Calius Von Gervain, segundo na linha de sucessão ao trono do Império de Eldor, deslizou os pés nus sobre o carpete cinza, sentindo o calor reconfortante da trama espessa. Vestia apenas uma camisa de linho branca e um short negro. No reflexo, via não apenas um homem, mas um símbolo — uma personificação da linhagem imperial, alguém que deveria inspirar tanto respeito quanto temor. Mas nada disso lhe trazia contentamento.
Uma movimentação sutil chamou-lhe a atenção. Uma serviçal postava-se hesitante na entrada, como se sua mera presença já fosse um insulto à realeza. Seu olhar baixava-se instintivamente ao chão, a voz saindo como um murmúrio cerimonioso:
— Vossa Alteza Calius, amado pelo império e príncipe dos príncipes, reflexo vivo do Imperador Johann Von Gervain, o sol de toda a nação. No baile desta noite, vossa alteza reencontrará sua prometida, Lady Asher Greyfull, filha do Duque de Newham.
Calius suspirou, deixando a cabeça pender levemente para o lado.
— Se assim deseja o imperador, nada há a ser feito. — Deu de ombros, indiferente, sinalizando para as serviçais prosseguirem com seu dever.
Sem contestação, as criadas aproximaram-se, retirando suas vestes com a precisão e frieza de quem já executara aquele ritual mil vezes. Indiferentes à nudez do príncipe, guiaram-no até a banheira de mármore branco, onde a água quente estava perfumada com essências raras. Ao afundar-se na espuma, Calius sentiu a tensão escorrer por seu corpo, mas sua mente permanecia afiada, girando em círculos viciosos.
“Se não fosse aquele estúpido Richard… tudo seria mais fácil.”
Seu irmão mais velho, o herdeiro legítimo, sempre fora um obstáculo. Uma muralha intransponível entre ele e a coroa. Mas resignação era a virtude dos que aceitavam seu papel, e Calius nunca fora um homem virtuoso.

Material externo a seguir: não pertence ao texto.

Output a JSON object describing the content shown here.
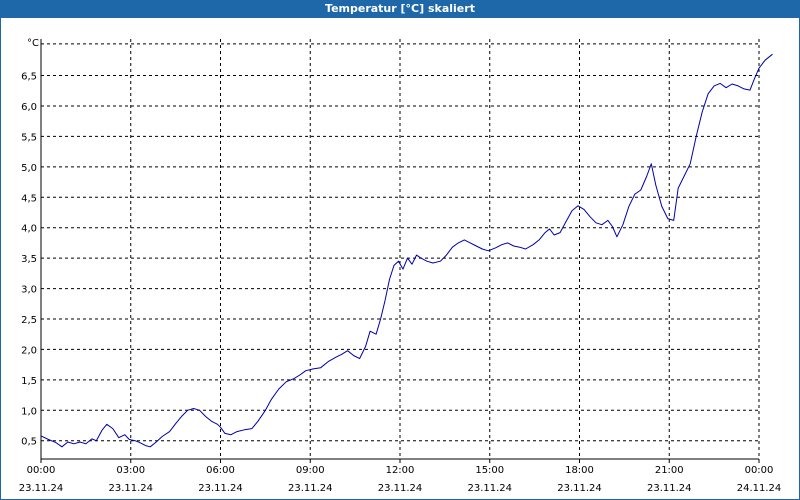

Após o banho, já vestido e preparado, ele permaneceu sozinho em seu quarto, esparramado sobre uma poltrona cor de vinho. O lustre acima brilhava como um firmamento opressor. Hoje completava vinte e um anos. Uma idade que, para os comuns, significava a transição para a vida adulta. Para ele, nada mais era do que mais um dia no teatro da sucessão imperial.
— Entediante… — Sua voz saiu rouca, como se as próprias palavras lutassem para serem ditas.
Três batidas na porta interromperam seus pensamentos. Uma voz sem rosto anunciou:
— Vossa Alteza, o oráculo veio visitá-lo.
Calius ergueu uma sobrancelha, intrigado. Ajustou-se na poltrona, apoiando os pés sobre o baú ao pé da cama, e respondeu após uma breve pausa:
— Deixe-o entrar.
A porta rangeu suavemente ao se abrir.
Primeiro, surgiu uma criada esguia, o branco de suas vestes fazendo-a parecer um espectro deslizando pela penumbra. Seus passos eram leves, cuidadosos, como se temesse perturbar a poeira que repousava no ar. Atrás dela, envolto em um manto azul-escuro, surgiu um homem cuja presença era tão discreta quanto inevitável. O capuz projetava sombras sobre seu rosto, mas não o suficiente para ocultar os cabelos dourados, presos em um coque meticuloso.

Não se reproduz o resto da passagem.